Pakistan’s caretaker prime minister Anwar Ul Haq Kaka (Balochistan Awami Party)
Episode 36 South Asia Into the 21st Century
A History of India
Michael Fisher (2016)
Film Review
In this concluding lecture, Fisher makes no mention of BRICS, which would seem a major omission in light of current world events.
He outlines three specific problems facing all three South Asian countries in the 21st century:
- a trend towards evicting indigenous forest people from their traditional homelands*
- evictions of farmers, pastoralists and indigenous people for dam construction and other development projects.
- rapid population growth – as of 2016 South Asia hosted 20% of the global population on 3% of its land mass and one-third of the world’s poor.
To their advantage, all three countries have a huge youth labor pool approaching “peak productivity” (ie willing to work for subminimum wage) . This means transnational corporations are greedily shifting manufacturing to India, Pakistan and Bangladesh from China and South East Asia where wages are rising.
All these trends contribute toward the growth of South Asian megacities:
- Karachi pop 24,000,000
- Mumbai pop 12,470,447
- Dakka pop 15,876,105
- Delhi 16,814,838
Gender disparity is rife in all three countries although all three have had women prime ministers.
All three countries have coastal cities threatened by rising sea levels. The most dire prediction predict a loss (via flooding) of 15% of South Asia’s land mass (mostly in Bangladesh).
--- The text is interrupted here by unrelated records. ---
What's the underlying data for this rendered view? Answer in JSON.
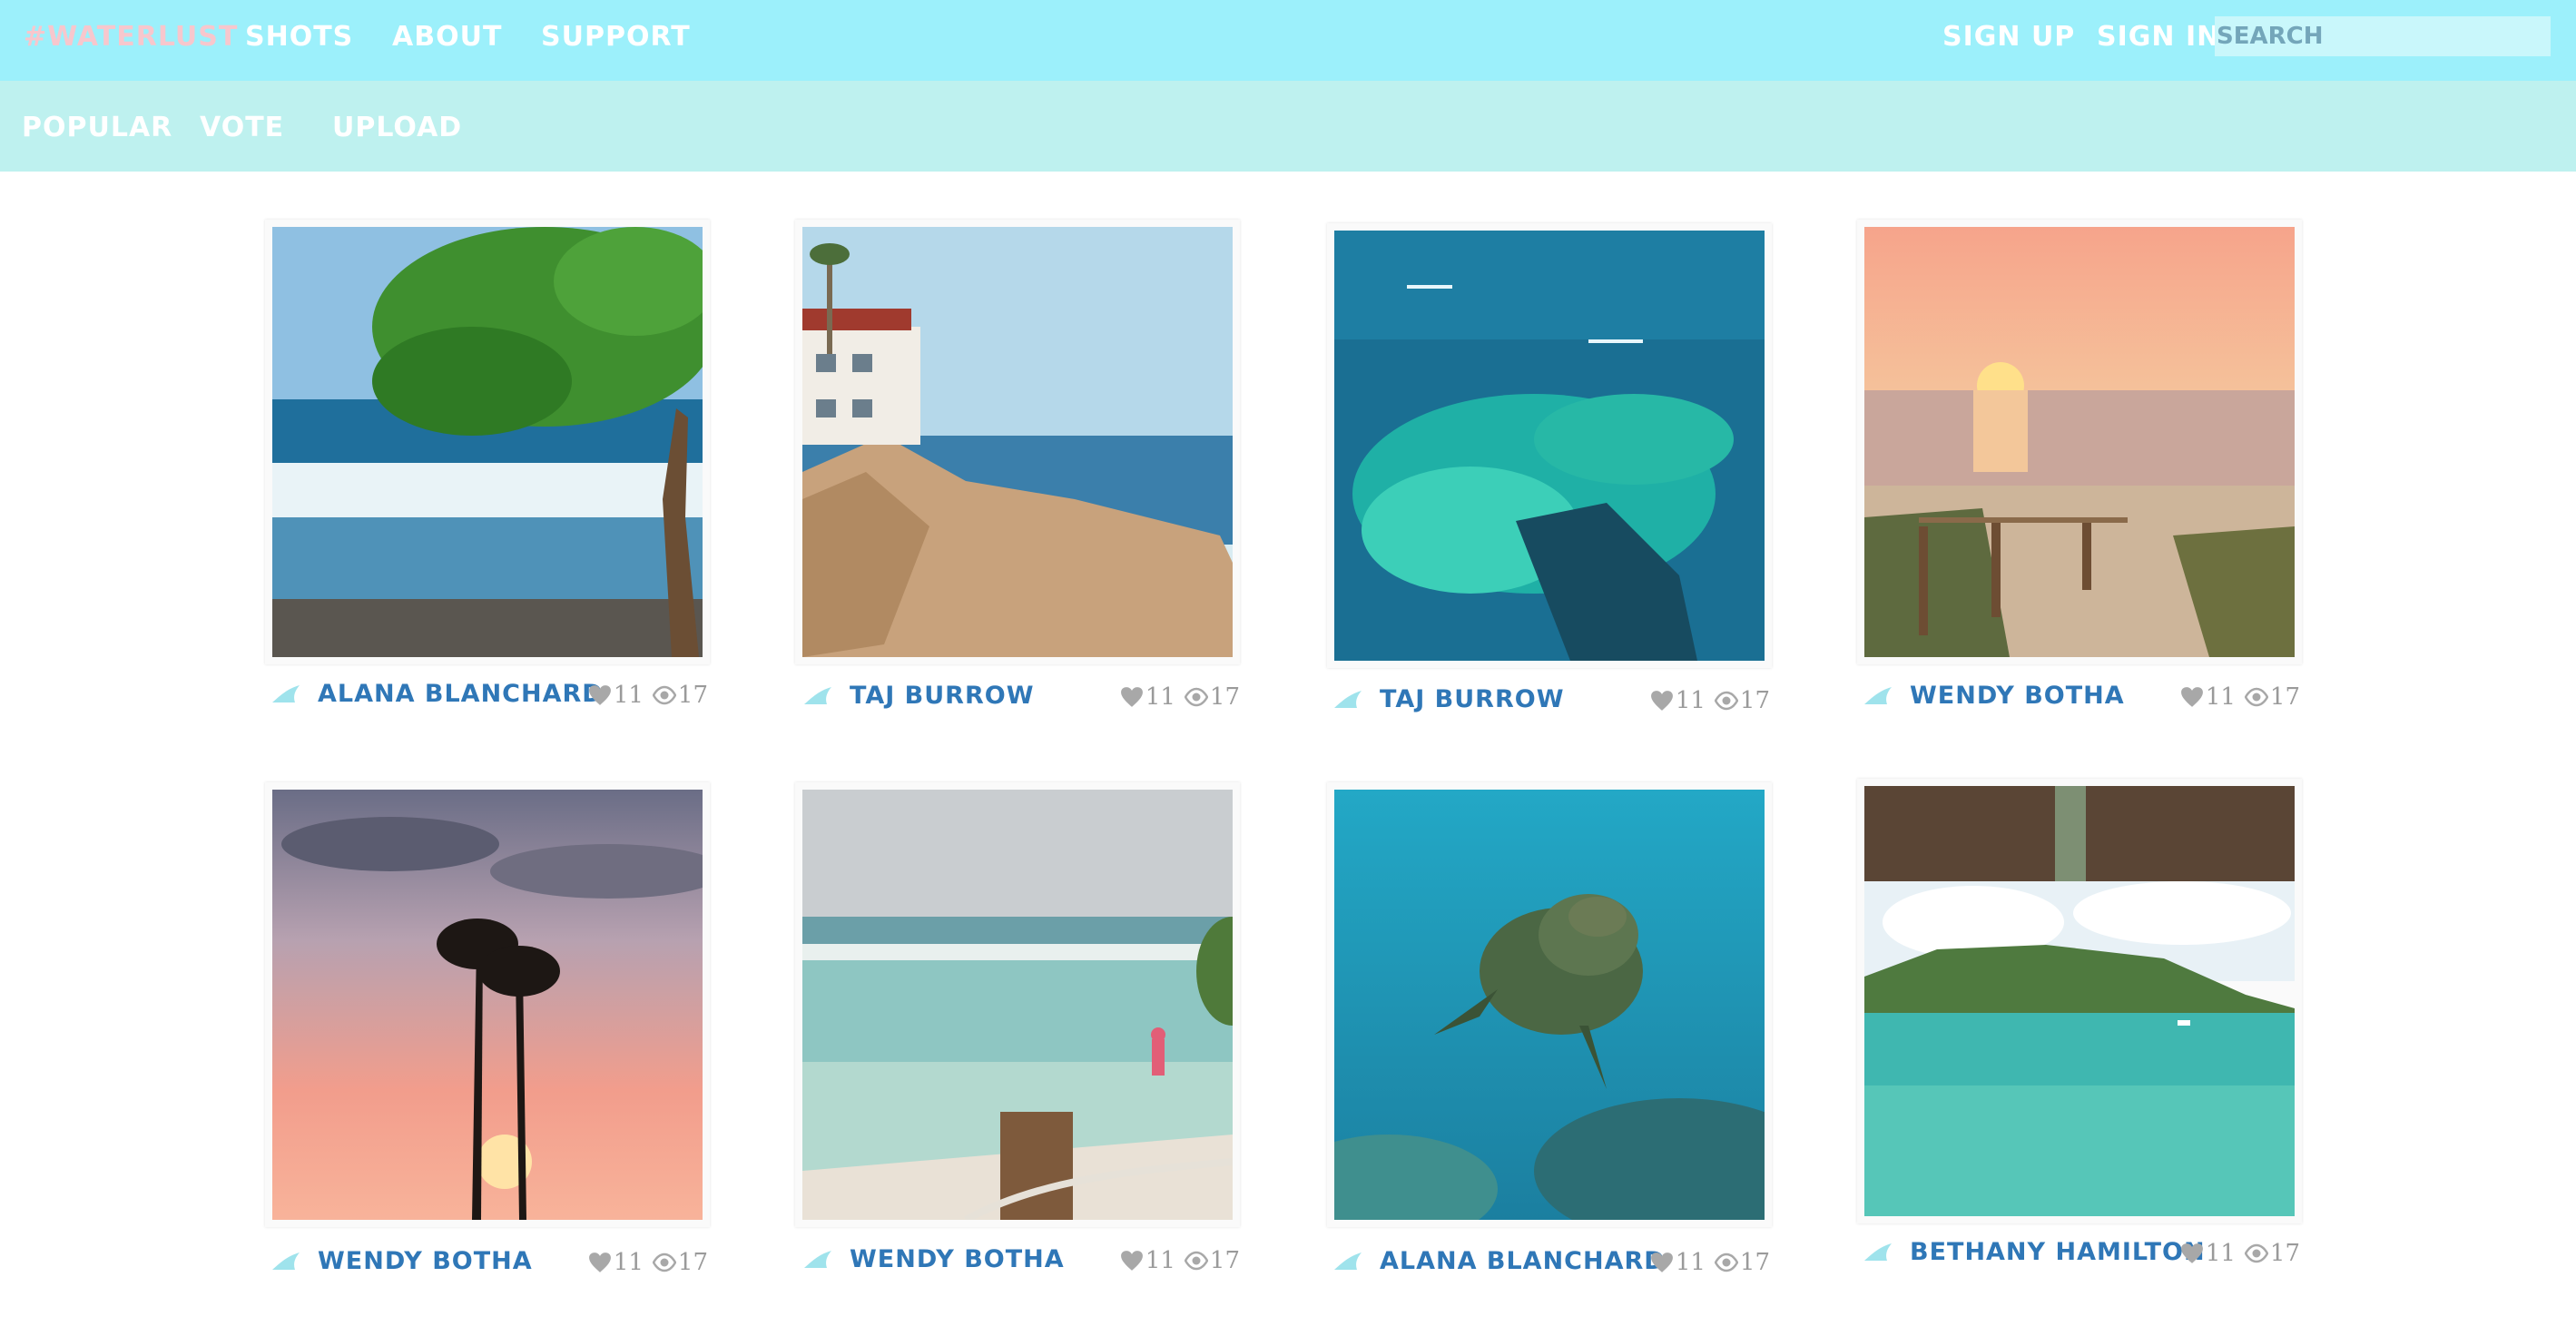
{
  "header": {
    "brand": "#WATERLUST",
    "nav": [
      "SHOTS",
      "ABOUT",
      "SUPPORT"
    ],
    "sign_up": "SIGN UP",
    "sign_in": "SIGN IN",
    "search_placeholder": "SEARCH"
  },
  "subnav": [
    "POPULAR",
    "VOTE",
    "UPLOAD"
  ],
  "colors": {
    "topbar": "#9cf0fb",
    "subbar": "#bef1ef",
    "author": "#2f77b7",
    "brand": "#f7c7cd"
  },
  "shots": [
    {
      "author": "ALANA BLANCHARD",
      "likes": "11",
      "views": "17",
      "scene": "beach-tree"
    },
    {
      "author": "TAJ BURROW",
      "likes": "11",
      "views": "17",
      "scene": "cliff-house"
    },
    {
      "author": "TAJ BURROW",
      "likes": "11",
      "views": "17",
      "scene": "aerial-reef"
    },
    {
      "author": "WENDY BOTHA",
      "likes": "11",
      "views": "17",
      "scene": "sunset-path"
    },
    {
      "author": "WENDY BOTHA",
      "likes": "11",
      "views": "17",
      "scene": "palm-sunset"
    },
    {
      "author": "WENDY BOTHA",
      "likes": "11",
      "views": "17",
      "scene": "shore-wader"
    },
    {
      "author": "ALANA BLANCHARD",
      "likes": "11",
      "views": "17",
      "scene": "sea-turtle"
    },
    {
      "author": "BETHANY HAMILTON",
      "likes": "11",
      "views": "17",
      "scene": "pier-view"
    }
  ]
}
There are also predictions global warming will melt Himalayan glaciers and disrupt the seasonal monsoons essential to agriculture. South Asia also experiences a disproportionate number of earthquakes and tsunamis.
Likewise all three demand that CO2 reduction mandates not restrict their access to fossil fuels, which they view as essential to the industrialization needed for improving their standard of living.
Recent political highlights:
India
The Hindu nationalist party BJP has been in power continuously since current prime minister Narendra Modi was elected in 2014. The BJP is a more right-wing than the Congress party, as well as less secular. They have repealed a number of environmental protection enacted by Congress governments, owing to their view they were limiting economic development. Approximately 20% of India’s residents are non-Hindu (mainly Sikhs, Christians, Muslims, Buddhists and Jews).
Pakistan
Only 3% of Pakistanis are non-Muslim, and most residents are Sunni Muslim. Since the coup d’etat removing Imran Khan last year,**Muslim League leader Shehbaz Sharif (brother of Nawaz Sharif) was elected to complete Imran Khan’s term. After the national assembly was dissolved on August 14 2023 (having completed its five-year term), Anwar Ul Haq Kaka was appointed caretaker prime minister until new elections can be called. He’s a member of the Balochistan Awami Party.
Fisher highlights two Pakistani non-governmental organizations assisting poor Pakistani women access microcredit, which he feels have been significant in improving Pakistan’s life expectancy, infant mortality and literacy. The first is the Grameen Bank, founder by Muhammad Yunus in 1976, and BRAC, founded by Sir Frale Hasan Abed in 1972. The latter also helps poor families access education and health care.
*Fisher neglects to mention the growing proportion of indigenous evictions that occur for “environmental” reasons. See http://www.forestpeoples.org/sites/fpp/files/news/2016/08/160831_publication_Human%20Rights%20project_def.pdf
**See Hidden History of the Coup Against Imran Khan
Film can be viewed free with a library card on Kanopy.